The park occupies almost 2,000 square kilometers but the birding trail was the only place that parking was allowed. That is enough for today. I will be back and hopefully it will be after a strong wind so I can feel completely alone on these dunes.

Today is a study in texture. Beautiful swirls and waves, curious trackings from insects and small animals and a few hardy plants provided enough to study on my first walk into this amazing landscape.

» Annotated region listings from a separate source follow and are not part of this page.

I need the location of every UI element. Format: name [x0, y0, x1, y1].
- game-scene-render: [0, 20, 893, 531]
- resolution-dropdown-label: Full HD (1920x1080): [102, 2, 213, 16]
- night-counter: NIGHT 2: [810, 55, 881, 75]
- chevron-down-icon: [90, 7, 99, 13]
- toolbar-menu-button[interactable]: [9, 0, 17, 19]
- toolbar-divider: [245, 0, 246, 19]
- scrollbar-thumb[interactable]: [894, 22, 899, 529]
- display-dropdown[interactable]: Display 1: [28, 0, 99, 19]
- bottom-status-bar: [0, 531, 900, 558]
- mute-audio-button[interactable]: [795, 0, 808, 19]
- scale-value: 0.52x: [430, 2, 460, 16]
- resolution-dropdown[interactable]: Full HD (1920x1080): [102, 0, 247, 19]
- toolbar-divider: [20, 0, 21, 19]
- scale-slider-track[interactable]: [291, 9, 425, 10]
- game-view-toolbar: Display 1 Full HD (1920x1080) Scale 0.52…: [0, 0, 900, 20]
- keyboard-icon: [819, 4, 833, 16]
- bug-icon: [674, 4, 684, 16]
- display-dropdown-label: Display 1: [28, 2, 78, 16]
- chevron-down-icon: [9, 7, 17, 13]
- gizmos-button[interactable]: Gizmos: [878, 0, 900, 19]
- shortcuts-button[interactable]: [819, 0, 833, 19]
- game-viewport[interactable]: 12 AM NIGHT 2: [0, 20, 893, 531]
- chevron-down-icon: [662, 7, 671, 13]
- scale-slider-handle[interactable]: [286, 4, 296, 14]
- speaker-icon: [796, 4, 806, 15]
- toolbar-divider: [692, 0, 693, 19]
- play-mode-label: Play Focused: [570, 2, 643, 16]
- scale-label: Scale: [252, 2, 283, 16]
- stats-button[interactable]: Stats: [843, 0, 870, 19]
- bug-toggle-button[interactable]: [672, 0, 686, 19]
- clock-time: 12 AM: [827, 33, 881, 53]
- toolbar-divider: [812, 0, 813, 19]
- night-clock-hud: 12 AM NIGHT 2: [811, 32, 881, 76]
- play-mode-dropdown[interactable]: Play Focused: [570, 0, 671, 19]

Most of the time I wasn't completely alone. Small and large herds of antelope grazed hardly noticing my presence. A doe with darling twins was less trusting. Hawks, foxes and songbirds kept me company. I only met one truck out in the dunes, a local. He stopped to be sure I was finding things all right.
The iconic cowboy boot arch watches over the parking lot from a hilltop.
A working ranch at the entry to the sand dunes area has an archway bedecked with antelope, deer and moose antlers.


Pea Shoot Topped Crostini

Pea shoots are in season and are at the farmers' markets. But what do you do with them? Their flavour is mild, their colour is bright and they are so pretty. Pea shoots can be sautéed in a stir fry. They can be puréed into a chilled summer soup, tossed into a salad or used simply as a garnish on a crostini.

Pea Shoot Topped Crostini

pea shoots
camembert or brie cheese
olive oil
roasted strawberry and rhubarb compote (find the recipe here)

Slice the baguette on the diagonal and lightly toast on a medium hot grill. Grill on one side only and remove. Brush grilled side lightly with olive oil and top with a slice of brie or camembert and return to the grill. Heat until the bottom is toasted and the cheese melts a little. Top with your favourite fruit compote or preserve. Garnish with pea shoots and serve.